Saturday, June 18, 2011

Day 11


Three days and 3 cities to go. After a 3-hour bus ride, we arrived in Suzhou. Our first stop was to Tiger Hill – home of the Leaning Pagoda (kind of like the Leaning Tower of Pisa). The pagoda leans about 3 degrees off-center, because half of the foundation was built on rock and half was built on soil causing 2 support pillars to crack. There are no internal staircases in this pagoda, but no one is allowed to go up in it anyway. The gardens in this area are very lush as you would expect with so much rainfall and humidity.


Dr Tai’s brother met us at lunch (he lives an hour away, but drove in). He brought us several boxes of fruit, including lychees and peaches. Lychees are about the size and shape of strawberries, but have a hard skin that needs to be peeled like a kiwi.

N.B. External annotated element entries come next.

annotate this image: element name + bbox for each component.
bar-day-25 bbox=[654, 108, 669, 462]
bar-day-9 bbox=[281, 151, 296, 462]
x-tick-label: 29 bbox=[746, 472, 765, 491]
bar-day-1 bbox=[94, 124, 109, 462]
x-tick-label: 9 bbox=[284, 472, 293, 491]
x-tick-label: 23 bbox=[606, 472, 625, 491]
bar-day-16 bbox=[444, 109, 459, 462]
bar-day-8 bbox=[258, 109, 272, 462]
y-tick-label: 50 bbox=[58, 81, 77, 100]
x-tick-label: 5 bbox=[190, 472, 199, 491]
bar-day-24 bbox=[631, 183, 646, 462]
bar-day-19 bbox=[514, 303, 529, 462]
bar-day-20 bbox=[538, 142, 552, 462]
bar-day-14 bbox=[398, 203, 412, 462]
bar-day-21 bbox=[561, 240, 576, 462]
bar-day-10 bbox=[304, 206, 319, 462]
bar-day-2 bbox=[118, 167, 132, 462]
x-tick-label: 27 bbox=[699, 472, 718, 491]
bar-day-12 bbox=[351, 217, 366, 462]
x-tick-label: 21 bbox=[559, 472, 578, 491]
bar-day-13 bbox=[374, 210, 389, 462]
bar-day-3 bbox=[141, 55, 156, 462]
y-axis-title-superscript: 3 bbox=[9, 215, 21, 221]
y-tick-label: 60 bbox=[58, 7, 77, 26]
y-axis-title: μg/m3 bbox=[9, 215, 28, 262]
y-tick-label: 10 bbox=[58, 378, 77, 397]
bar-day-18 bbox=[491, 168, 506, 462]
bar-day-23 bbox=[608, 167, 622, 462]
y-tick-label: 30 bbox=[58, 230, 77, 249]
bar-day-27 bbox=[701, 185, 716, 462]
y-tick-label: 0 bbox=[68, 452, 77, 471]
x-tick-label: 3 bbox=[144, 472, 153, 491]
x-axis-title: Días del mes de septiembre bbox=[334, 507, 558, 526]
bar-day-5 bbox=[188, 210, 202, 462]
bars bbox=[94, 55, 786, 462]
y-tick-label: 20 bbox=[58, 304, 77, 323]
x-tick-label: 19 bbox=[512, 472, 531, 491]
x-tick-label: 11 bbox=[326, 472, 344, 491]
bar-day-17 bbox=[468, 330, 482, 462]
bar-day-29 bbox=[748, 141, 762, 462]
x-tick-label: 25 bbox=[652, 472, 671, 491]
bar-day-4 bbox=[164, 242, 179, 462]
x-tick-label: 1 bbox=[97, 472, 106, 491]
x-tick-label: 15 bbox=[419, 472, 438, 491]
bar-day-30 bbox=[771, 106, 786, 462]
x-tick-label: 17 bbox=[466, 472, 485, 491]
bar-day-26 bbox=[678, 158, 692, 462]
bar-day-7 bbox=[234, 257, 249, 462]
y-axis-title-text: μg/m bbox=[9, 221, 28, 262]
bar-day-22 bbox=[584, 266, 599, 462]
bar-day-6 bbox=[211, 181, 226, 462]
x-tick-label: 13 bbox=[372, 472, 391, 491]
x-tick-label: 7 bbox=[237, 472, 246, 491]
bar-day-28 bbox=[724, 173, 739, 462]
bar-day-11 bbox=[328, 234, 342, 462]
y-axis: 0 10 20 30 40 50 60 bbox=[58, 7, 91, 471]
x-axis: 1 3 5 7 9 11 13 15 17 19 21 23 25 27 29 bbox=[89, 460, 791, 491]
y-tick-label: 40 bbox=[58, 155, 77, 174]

The next stop was the Number 1 Silk Factory. I liked watching the women spin silk thread from the cocoons, but I didn’t like looking at the actual silkworms eating the mulberry leaves. They had a huge display area full of silk products like clothes, bedding, table linens, and purses. We got to see a Chinese fashion show – not quite like New York City runway models, but interesting.


Next we took a boat ride on the Grand Canal. This reminded me a lot of the canals in Venice with the houses right up against the water. The locals aren’t supposed to do their laundry in the canal, but we saw several elderly women doing it anyway. It’s terrible for the water, but it saves them money.


Our last stop was the Lion Forest Garden. The famous architect, I.M. Pei (designer of the John F Kennedy Library in Massachusetts and the Louvre in Paris), was supposedly inspired by these gardens. There was a very intricate and twisting maze in the middle of the garden that most of us got lost in. The maze is built out of taihu rocks, which the Chinese think look like lions; I thought they looked like lava rock or gray coral.